The problem of the curdling of milk and the rapid putrefaction of meat during thunderstorms is an old one, but it does not seem to have been satisfactorily solved. Artificial electrical fields, as tried by Professor A. Trillet, at the Pasteur Institute, Paris, seem to have no effect on either milk or meat. The lowering of atmospheric tension doling a thunderstorm, however, has been found to bring about the emanation of gases from the soil, and these probably aid decomposition and the growth of putrefactive organisms. This is suggested as a possible explanation also of the increase of epidemic disease and the turn for the worse of large wounds during a period of low barometer.
RAINBOW VARIETIES.
Violet, indigo, blue, green, yellow, orange, red are the colours of the rainbow, as any child knows. It is true, however, of only a very few rainbows, as C. Fitshugh Talman some time ago demonstrated. The colours of rainbows vary with their width, and their width varies with the size of the raindrops, big drops producing narrow bows, with bright clearly-defined colours, small drops producing wide bows with pale colours.

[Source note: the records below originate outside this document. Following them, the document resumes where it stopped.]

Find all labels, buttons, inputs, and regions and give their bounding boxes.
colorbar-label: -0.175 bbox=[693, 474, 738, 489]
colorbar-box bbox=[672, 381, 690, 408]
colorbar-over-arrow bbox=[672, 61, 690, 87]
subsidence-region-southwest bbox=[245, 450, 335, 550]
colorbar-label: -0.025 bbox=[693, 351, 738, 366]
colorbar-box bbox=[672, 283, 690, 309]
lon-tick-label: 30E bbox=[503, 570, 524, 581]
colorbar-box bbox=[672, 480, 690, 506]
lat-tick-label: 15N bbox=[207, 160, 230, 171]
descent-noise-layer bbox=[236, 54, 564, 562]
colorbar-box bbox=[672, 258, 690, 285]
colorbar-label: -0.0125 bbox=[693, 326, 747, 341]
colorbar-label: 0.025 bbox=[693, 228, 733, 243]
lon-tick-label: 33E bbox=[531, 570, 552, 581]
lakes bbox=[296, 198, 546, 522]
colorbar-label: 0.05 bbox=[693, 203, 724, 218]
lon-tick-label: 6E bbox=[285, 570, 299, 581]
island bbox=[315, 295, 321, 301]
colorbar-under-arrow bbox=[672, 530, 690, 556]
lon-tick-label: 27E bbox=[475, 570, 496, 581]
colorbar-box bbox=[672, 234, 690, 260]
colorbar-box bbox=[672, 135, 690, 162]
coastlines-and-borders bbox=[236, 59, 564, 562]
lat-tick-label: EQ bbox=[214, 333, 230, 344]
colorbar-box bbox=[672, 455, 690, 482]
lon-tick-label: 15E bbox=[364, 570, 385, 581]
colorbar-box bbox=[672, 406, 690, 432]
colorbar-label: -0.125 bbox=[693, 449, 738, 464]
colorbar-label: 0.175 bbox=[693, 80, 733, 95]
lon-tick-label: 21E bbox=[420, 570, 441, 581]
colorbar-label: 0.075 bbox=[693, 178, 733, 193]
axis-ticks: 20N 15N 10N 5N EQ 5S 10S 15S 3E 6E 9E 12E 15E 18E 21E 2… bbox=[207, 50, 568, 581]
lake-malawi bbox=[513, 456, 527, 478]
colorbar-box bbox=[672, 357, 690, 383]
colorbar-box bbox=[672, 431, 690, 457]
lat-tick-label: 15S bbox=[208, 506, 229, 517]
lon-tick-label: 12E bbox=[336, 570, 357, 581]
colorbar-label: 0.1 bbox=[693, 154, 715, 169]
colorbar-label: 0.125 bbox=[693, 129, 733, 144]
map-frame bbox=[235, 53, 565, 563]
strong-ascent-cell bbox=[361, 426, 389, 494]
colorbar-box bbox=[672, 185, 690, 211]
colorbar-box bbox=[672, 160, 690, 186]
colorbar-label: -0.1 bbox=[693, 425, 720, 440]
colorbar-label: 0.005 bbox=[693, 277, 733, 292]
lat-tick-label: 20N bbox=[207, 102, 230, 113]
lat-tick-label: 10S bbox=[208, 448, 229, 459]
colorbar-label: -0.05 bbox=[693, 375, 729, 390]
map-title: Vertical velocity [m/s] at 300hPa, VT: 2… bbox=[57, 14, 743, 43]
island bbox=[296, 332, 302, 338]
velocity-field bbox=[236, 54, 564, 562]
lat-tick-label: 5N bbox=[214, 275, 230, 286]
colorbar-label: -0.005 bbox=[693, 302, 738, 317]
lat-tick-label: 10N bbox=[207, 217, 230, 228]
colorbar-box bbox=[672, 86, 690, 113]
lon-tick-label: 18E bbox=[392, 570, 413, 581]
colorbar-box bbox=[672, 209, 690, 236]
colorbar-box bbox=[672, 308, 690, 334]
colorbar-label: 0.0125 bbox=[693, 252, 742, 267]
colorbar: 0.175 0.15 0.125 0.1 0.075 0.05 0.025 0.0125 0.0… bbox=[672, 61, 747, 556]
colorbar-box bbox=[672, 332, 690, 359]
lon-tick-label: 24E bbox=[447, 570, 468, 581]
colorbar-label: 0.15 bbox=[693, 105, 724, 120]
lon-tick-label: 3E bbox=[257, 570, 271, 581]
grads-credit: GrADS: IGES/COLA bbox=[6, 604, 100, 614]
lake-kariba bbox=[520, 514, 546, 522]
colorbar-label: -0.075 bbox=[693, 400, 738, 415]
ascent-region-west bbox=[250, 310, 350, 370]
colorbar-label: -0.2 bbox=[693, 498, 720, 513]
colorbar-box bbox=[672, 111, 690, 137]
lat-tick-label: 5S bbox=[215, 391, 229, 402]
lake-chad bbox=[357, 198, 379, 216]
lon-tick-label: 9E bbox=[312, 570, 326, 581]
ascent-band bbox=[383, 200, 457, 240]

Here are the colours as generally seen: (1) When the raindrops average one millimetre in diameter, violet, light blue, bluish green, green, yellow, orange, light red, dark red. (2) When the drops average 3-10 of a millimetre in diameter, violet, light blue, bluish green, yellow and orange. (3) When the drops average 1-10 of a millimetre, very pale violet, violet, whitish blue, whitish green, whitish yellow, pale yellow. (4) When the drops average 1-20 of a millimetre (fog), white tinged with violet, bright white, white tinged with yellow, very pale yellow.